Models and algorithms for analyzing complex networks are widely used in research and affect society at large through their applications in online social networks, search engines, and recommender systems. According to a new study, however, one widely used algorithmic approach for modeling these networks is fundamentally flawed, failing to capture important properties of real-world complex networks.
"It's not that these techniques are giving you absolute garbage. They probably have some information in them, but not as much information as many people believe," said C. "Sesh" Seshadhri, associate professor of computer science and engineering in the Baskin School of Engineering at UC Santa Cruz.
Seshadhri is first author of a paper on the new findings published March 2 in Proceedings of the National Academy of Sciences. The study evaluated techniques known as "low-dimensional embeddings," which are commonly used as input to machine learning models. This is an active area of research, with new embedding methods being developed at a rapid pace. But Seshadhri and his coauthors say all these methods share the same shortcomings.
To explain why, Seshadhri used the example of a social network, a familiar type of complex network. Many companies apply machine learning to social network data to generate predictions about people's behavior, recommendations for users, and so on. Embedding techniques essentially convert a person's position in a social network into a set of coordinates for a point in a geometric space, yielding a list of numbers for each person that can be plugged into an algorithm.
"That's important because something abstract like a persons 'position in a social network' can be converted to a concrete list of numbers. Another important thing is that you want to convert this into a low-dimensional space, so that the list of numbers representing each person is relatively small," Seshadhri explained.
Once this conversion has been done, the system ignores the actual social network and makes predictions based on the relationships between points in space. For example, if a lot of people close to you in that space are buying a particular product, the system might predict that you are likely to buy the same product.
Seshadhri and his coauthors demonstrated mathematically that significant structural aspects of complex networks are lost in this embedding process. They also confirmed this result by empirically by testing various embedding techniques on different kinds of complex networks.
"We're not saying that certain specific methods fail. We're saying that any embedding method that gives you a small list of numbers is fundamentally going to fail, because a low-dimensional geometry is just not expressive enough for social networks and other complex networks," Seshadhri said.
A crucial feature of real-world social networks is the density of triangles, or connections between three people.
"Where you have lots of triangles, it means there is a lot of community structure in that part of a social network," Seshadhri said. "Moreover, these triangles are even more significant when you're looking at people who have limited social networks.
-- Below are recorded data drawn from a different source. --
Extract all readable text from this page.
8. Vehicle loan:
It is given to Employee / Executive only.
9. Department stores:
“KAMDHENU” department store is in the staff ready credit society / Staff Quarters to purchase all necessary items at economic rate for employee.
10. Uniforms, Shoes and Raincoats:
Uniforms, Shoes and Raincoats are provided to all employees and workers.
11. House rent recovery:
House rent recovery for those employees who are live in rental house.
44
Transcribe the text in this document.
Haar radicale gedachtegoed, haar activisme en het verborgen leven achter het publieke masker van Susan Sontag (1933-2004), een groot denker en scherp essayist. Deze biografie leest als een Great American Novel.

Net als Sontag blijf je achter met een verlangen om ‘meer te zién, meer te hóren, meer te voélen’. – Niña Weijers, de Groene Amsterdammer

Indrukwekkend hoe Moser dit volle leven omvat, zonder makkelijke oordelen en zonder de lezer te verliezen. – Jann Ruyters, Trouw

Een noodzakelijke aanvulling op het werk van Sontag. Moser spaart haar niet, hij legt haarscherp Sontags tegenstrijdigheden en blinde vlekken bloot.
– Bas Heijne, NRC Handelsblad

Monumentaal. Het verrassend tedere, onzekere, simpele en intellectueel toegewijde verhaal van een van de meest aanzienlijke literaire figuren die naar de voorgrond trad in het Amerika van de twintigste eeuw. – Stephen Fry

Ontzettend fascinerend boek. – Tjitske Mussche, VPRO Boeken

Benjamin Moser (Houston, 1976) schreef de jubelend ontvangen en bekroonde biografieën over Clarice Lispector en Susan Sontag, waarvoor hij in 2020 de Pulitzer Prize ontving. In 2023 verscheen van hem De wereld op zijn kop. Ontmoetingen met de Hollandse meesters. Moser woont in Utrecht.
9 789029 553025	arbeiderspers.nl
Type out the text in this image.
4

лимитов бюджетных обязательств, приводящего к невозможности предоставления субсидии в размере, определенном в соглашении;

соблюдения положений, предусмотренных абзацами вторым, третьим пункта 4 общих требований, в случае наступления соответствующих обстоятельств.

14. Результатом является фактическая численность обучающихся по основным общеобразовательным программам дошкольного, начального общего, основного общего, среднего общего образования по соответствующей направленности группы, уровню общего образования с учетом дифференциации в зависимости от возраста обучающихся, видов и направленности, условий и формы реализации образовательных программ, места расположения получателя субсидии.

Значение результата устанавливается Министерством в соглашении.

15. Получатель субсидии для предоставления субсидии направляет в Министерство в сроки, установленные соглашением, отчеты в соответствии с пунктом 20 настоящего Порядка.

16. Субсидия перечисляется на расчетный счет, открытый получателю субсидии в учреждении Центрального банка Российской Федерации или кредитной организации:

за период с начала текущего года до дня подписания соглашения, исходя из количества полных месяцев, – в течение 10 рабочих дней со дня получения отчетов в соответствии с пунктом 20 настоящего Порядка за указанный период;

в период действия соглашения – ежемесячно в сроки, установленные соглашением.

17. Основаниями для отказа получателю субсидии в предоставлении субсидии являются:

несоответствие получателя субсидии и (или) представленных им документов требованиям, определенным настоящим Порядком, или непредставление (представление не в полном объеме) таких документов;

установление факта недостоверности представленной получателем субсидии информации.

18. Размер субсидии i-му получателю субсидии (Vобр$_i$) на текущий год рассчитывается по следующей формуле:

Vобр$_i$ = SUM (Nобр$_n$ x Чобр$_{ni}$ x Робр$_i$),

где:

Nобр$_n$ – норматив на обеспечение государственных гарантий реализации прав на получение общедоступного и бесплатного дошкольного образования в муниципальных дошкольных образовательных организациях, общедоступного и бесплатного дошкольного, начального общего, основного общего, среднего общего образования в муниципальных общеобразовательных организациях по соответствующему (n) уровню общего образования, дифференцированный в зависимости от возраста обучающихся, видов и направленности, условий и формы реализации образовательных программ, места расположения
In a typical social network, some people have tons of connections, but most people don't have a lot of connections."
In their analysis of embedding techniques, the researchers observed that a lot of the social triangles representing community structure are lost in the embedding process. "All of this information seems to disappear, so it's almost like the very thing you wanted to find has been lost when you construct these geometric representations," Seshadhri said.
Low-dimensional embeddings are by no means the only methods being used to generate predictions and recommendations. They are typically just one of many inputs into a very large and complex machine learning model.
"This model is a huge black box, and a lot of the positive results being reported say that if you include these low-dimensional embeddings, your performance goes up, maybe you get a slight bump. But if you used it by itself, it seems you would be missing a lot," Seshadhri said.
He also noted that new embedding methods are mostly being compared to other embedding methods. Recent empirical work by other researchers, however, shows that different techniques can give better results for specific tasks.
"Let's say you want to predict who's a Republican and who's a Democrat. There are techniques developed specifically for that task which work better than embeddings," he said. "The claim is that these embedding techniques work for many different tasks, and that's why a lot of people have adopted them. It's also very easy to plug them into an existing machine learning system. But for any particular task, it turns out there is always something better you can do."
Given the growing influence of machine learning in our society, Seshadhri said it is important to investigate whether the underlying assumptions behind the models are valid.
"We have all these complicated machines doing things that affect our lives significantly. Our message is just that we need to be more careful about evaluating these techniques," he said. "Especially in this day and age when machine learning is getting more and more complicated, it's important to have some understanding of what can and cannot be done."
In addition to Seshadhri, the coauthors of the paper include Aneesh Sharma at Google, UCSC graduate student Andrew Stolman, and Ashish Goel at Stanford University. This work was funded by the National Science Foundation and the Army Research Office.